Yeah there's a card game called Dominon I play online and it's so much faster without all the shuffling (I'd say at least 5x faster), not to mention 1000s of players worldwide ready on demand.

But I'd probably benefit more going to local board game night even if it meant playing games I enjoyed less in a slower fashion and not having zero eyes upon me as I played while eating and browsing news, youtube and forums in the background.

Being around other awkward humans is kind of a drag but avoiding it just makes it worse.
Do you actually think there are fewer local board game clubs? I did not know such things existed in the before internet age, and I now know they do. Whether that says more about me or the world I do not know.
 
The qualitatively different. Notice even your wording, "crowding round". It was a communal experience whereas now everyone is in their own little virtual worlds.
Qualitative in this case is subjective. Unless you want to argue that real relationships cannot be formed virtually without an in-person requirement, which I don't think is going to hold up to general evidence across the Internet.
And no it's definitely not only my subjective experience. Anxiety especially in kids is skyrocketing.
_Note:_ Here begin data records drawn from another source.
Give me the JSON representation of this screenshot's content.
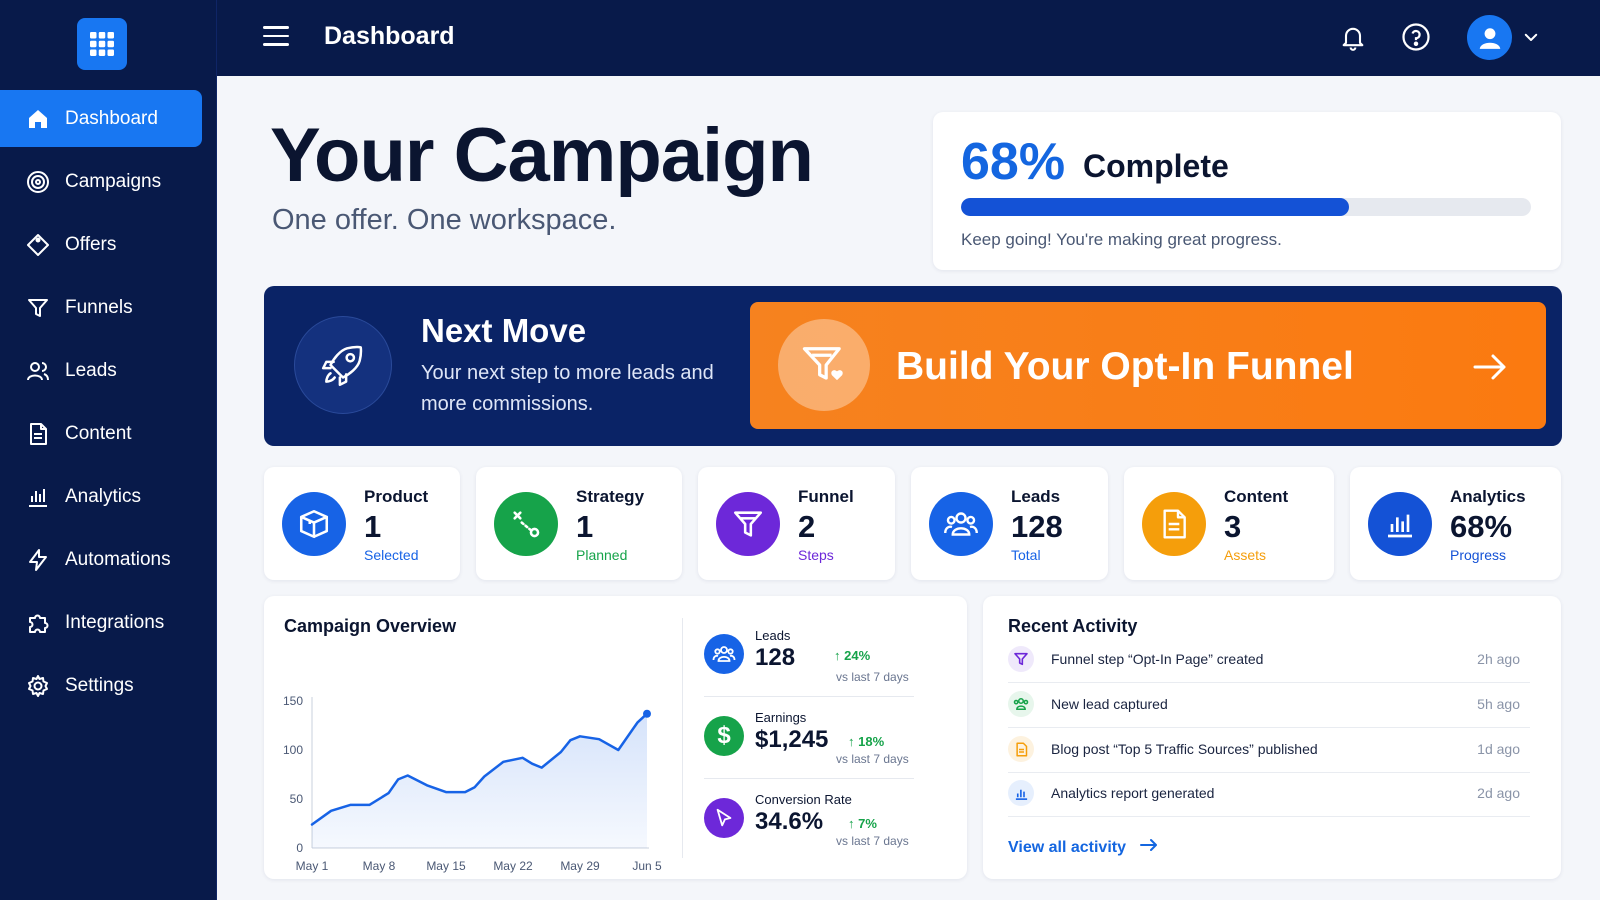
{
  "header": {
    "title": "Dashboard",
    "icons": [
      "menu-icon",
      "bell-icon",
      "help-icon",
      "user-icon",
      "chevron-down-icon"
    ]
  },
  "sidebar": {
    "items": [
      {
        "label": "Dashboard",
        "icon": "home-icon",
        "active": true
      },
      {
        "label": "Campaigns",
        "icon": "target-icon"
      },
      {
        "label": "Offers",
        "icon": "tag-icon"
      },
      {
        "label": "Funnels",
        "icon": "funnel-icon"
      },
      {
        "label": "Leads",
        "icon": "users-icon"
      },
      {
        "label": "Content",
        "icon": "document-icon"
      },
      {
        "label": "Analytics",
        "icon": "bar-chart-icon"
      },
      {
        "label": "Automations",
        "icon": "lightning-icon"
      },
      {
        "label": "Integrations",
        "icon": "puzzle-icon"
      },
      {
        "label": "Settings",
        "icon": "gear-icon"
      }
    ]
  },
  "hero": {
    "title": "Your Campaign",
    "subtitle": "One offer. One workspace."
  },
  "progress": {
    "percent_text": "68%",
    "label": "Complete",
    "value": 0.68,
    "note": "Keep going! You're making great progress."
  },
  "next_move": {
    "title": "Next Move",
    "text": "Your next step to more leads and more commissions.",
    "cta_label": "Build Your Opt-In Funnel"
  },
  "stats": [
    {
      "label": "Product",
      "value": "1",
      "sub": "Selected",
      "color": "#1763e6",
      "icon": "box-icon"
    },
    {
      "label": "Strategy",
      "value": "1",
      "sub": "Planned",
      "color": "#16a34a",
      "icon": "strategy-icon"
    },
    {
      "label": "Funnel",
      "value": "2",
      "sub": "Steps",
      "color": "#6d28d9",
      "icon": "funnel-icon"
    },
    {
      "label": "Leads",
      "value": "128",
      "sub": "Total",
      "color": "#1763e6",
      "icon": "users-icon"
    },
    {
      "label": "Content",
      "value": "3",
      "sub": "Assets",
      "color": "#f59e0b",
      "icon": "document-icon"
    },
    {
      "label": "Analytics",
      "value": "68%",
      "sub": "Progress",
      "color": "#1452d6",
      "icon": "bar-chart-icon"
    }
  ],
  "overview": {
    "title": "Campaign Overview",
    "metrics": [
      {
        "label": "Leads",
        "value": "128",
        "change": "24%",
        "vs": "vs last 7 days",
        "color": "#1763e6",
        "icon": "users-icon"
      },
      {
        "label": "Earnings",
        "value": "$1,245",
        "change": "18%",
        "vs": "vs last 7 days",
        "color": "#16a34a",
        "icon": "dollar-icon"
      },
      {
        "label": "Conversion Rate",
        "value": "34.6%",
        "change": "7%",
        "vs": "vs last 7 days",
        "color": "#6d28d9",
        "icon": "cursor-icon"
      }
    ]
  },
  "chart_data": {
    "type": "area",
    "x_tick_labels": [
      "May 1",
      "May 8",
      "May 15",
      "May 22",
      "May 29",
      "Jun 5"
    ],
    "y_ticks": [
      0,
      50,
      100,
      150
    ],
    "ylim": [
      0,
      150
    ],
    "xlim": [
      0,
      35
    ],
    "x": [
      0,
      2,
      4,
      5,
      6,
      8,
      9,
      10,
      12,
      14,
      16,
      17,
      18,
      20,
      22,
      23,
      24,
      26,
      27,
      28,
      30,
      32,
      34,
      35
    ],
    "y": [
      24,
      38,
      44,
      44,
      44,
      56,
      70,
      74,
      64,
      57,
      57,
      62,
      73,
      88,
      92,
      86,
      82,
      98,
      110,
      114,
      111,
      100,
      128,
      137
    ],
    "title": "",
    "xlabel": "",
    "ylabel": "",
    "grid": false,
    "color": "#1763e6"
  },
  "activity": {
    "title": "Recent Activity",
    "items": [
      {
        "text": "Funnel step “Opt-In Page” created",
        "time": "2h ago",
        "icon": "funnel-icon",
        "color": "#6d28d9",
        "bg": "#efe9fb"
      },
      {
        "text": "New lead captured",
        "time": "5h ago",
        "icon": "users-icon",
        "color": "#16a34a",
        "bg": "#e7f6ec"
      },
      {
        "text": "Blog post “Top 5 Traffic Sources” published",
        "time": "1d ago",
        "icon": "document-icon",
        "color": "#f59e0b",
        "bg": "#fdf2df"
      },
      {
        "text": "Analytics report generated",
        "time": "2d ago",
        "icon": "bar-chart-icon",
        "color": "#1763e6",
        "bg": "#e6effd"
      }
    ],
    "link": "View all activity"
  }
}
Correlation isn't causation. There are many valid reasons why anxiety may be increasing in children, not least the very obvious reason of better diagnoses and understanding of the field leading to more being reported generally. It happens a lot in medicine, something that wasn't tracked (or diagnosed) as effectively previously, once improvements have been made to processes, can make it seem like it's come out of nowhere.
 
. I'm talking about the proliferation and availability of things that used to be fewer and required more effort, or even special privilege, to access. But I'm making much the same point about how all of this stuff works against fostering community. I don't need other people to facilitate my access to anything anymore. I have no "activity partners" because none of my activities require partners. I'm not even sure how many of my activities would even benefit from partners.
Your first point i fully agree with, it's nice to have access.
But why can most activities not benefit from others? If i have to choose between watching movies alone or with my best friend..it's not even close.
I realize this requires having such a friend, but just in general i'd always keep my eyes open for such opportunities.